Der „Kölner Stadt-Anzeiger“ und das gemeinnützige Rechercheportal „correctiv.org“ haben in den vergangenen Wochen mehr als drei Millionen Ordnungswidrigkeiten im ruhenden Kölner Verkehr aus den Jahren 2013 bis 2015 gesichtet und ausgewertet. Die Daten wurden im Internet auf ksta.de so aufbereitet, dass die Knöllchen-Häufigkeit in jeder einzelnen Straße des Stadtgebietes abgefragt werden kann.

Nur jeder 13. Parksünder behindert den Verkehr

„correctiv.org“

Daten-Analyst Torsten Fischer ist freier Mitarbeiter von „correctiv.org“, dem ersten non-profit Recherchezentrum in Deutschland. Die Journalisten, mit denen der „Kölner Stadt-Anzeiger“ zusammenarbeitet, finanzieren sich über Spenden und Mitgliedsbeiträge.
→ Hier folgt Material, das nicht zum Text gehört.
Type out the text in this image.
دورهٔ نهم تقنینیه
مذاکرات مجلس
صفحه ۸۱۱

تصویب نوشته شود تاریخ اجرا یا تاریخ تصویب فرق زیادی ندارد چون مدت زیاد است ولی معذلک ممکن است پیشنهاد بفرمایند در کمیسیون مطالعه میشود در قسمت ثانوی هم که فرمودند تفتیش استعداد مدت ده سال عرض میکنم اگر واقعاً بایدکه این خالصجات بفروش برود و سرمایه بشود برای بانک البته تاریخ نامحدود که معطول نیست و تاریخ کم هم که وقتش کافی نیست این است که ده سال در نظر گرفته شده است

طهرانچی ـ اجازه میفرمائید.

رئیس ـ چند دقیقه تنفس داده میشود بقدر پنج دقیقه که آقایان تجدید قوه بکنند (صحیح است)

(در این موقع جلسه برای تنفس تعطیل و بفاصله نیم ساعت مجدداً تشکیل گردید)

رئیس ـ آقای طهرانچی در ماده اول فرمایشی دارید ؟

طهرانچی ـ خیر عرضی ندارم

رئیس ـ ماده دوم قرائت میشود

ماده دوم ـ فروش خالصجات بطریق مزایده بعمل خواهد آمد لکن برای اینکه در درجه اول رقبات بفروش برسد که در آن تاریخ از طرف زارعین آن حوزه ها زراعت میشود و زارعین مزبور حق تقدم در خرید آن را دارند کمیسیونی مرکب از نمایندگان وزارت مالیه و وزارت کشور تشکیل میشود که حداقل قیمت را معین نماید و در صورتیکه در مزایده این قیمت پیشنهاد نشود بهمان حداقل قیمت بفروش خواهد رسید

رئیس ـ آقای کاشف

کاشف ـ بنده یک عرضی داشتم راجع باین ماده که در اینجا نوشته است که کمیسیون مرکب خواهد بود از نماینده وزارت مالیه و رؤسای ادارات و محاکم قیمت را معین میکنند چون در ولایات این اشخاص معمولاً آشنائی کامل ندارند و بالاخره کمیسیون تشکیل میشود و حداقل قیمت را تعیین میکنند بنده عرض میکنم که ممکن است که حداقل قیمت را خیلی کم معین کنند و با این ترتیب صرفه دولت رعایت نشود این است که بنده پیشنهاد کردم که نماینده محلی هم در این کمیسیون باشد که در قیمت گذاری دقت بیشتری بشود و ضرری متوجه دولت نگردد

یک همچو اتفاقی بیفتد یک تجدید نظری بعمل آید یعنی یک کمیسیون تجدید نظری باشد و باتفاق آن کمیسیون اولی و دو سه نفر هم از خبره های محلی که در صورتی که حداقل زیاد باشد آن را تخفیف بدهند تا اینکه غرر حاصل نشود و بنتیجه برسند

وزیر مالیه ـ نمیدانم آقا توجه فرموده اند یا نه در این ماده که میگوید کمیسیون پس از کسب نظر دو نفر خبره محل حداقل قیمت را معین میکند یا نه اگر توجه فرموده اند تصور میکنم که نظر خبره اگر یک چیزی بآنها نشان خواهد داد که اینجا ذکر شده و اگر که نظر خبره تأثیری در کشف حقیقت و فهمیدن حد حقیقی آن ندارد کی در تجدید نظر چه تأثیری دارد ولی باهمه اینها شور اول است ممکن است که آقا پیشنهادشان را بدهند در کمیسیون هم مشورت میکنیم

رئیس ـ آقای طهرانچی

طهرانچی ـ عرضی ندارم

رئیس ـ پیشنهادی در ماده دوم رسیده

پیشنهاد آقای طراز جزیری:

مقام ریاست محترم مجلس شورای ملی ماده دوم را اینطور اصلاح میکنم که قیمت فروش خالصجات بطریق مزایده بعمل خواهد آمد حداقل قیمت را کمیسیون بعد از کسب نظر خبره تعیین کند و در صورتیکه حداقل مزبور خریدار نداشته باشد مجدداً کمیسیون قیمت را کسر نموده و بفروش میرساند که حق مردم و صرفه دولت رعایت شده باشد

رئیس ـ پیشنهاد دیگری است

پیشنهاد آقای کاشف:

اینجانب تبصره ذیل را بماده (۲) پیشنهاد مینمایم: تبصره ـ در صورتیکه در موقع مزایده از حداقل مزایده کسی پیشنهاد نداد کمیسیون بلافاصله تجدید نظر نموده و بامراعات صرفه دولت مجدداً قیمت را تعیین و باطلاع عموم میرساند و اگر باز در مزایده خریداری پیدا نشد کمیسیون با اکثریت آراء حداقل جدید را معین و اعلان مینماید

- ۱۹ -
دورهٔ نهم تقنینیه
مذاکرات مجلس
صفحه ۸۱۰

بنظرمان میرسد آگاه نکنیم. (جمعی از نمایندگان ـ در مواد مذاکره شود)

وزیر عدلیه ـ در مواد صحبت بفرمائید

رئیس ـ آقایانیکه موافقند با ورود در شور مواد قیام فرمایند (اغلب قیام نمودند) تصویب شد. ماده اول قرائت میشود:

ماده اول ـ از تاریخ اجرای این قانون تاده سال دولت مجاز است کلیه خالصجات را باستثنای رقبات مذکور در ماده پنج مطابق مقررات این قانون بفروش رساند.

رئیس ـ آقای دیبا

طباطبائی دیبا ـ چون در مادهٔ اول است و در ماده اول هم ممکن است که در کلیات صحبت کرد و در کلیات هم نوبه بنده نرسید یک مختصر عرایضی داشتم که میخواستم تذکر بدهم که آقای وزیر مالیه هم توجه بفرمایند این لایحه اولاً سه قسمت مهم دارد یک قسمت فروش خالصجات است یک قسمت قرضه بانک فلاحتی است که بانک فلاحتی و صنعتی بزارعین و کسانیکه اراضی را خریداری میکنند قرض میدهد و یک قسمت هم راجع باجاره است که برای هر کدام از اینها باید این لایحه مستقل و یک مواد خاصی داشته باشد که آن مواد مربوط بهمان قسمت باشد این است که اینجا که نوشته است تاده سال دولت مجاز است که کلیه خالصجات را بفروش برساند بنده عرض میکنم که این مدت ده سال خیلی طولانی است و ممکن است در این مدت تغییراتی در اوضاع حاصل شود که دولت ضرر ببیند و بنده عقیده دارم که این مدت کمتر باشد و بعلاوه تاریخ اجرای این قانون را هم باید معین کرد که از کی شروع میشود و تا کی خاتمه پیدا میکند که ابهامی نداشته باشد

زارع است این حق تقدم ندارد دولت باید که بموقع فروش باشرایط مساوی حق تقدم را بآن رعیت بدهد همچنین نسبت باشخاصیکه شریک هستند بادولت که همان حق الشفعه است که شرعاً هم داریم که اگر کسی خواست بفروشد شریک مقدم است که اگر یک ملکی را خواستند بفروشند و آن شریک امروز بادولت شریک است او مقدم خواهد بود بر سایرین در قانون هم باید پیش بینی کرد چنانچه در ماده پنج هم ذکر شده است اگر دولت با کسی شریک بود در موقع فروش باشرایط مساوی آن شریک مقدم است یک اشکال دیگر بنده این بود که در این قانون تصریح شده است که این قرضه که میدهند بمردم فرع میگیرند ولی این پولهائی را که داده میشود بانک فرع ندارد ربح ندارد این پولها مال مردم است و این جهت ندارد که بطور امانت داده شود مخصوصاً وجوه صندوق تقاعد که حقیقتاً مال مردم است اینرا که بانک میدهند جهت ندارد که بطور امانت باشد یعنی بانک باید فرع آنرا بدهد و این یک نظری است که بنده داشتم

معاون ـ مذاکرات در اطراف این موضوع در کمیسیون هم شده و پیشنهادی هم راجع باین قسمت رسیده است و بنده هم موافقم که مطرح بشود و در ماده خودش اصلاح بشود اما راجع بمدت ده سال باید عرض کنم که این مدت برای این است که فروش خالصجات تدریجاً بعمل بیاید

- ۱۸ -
Zu den Unterstützern gehören Institutionen wie die Brost-Stiftung und die Bundeszentrale für politische Bildung. Wenn auch Sie die Organisation unterstützen wollen, können Sie Fördermitglied werden. „correctiv.org“ ist unabhängig und nicht-gewinnorientiert. Die Knöllchen-Recherche wurde von der Rudolf-Augstein-Stiftung gefördert.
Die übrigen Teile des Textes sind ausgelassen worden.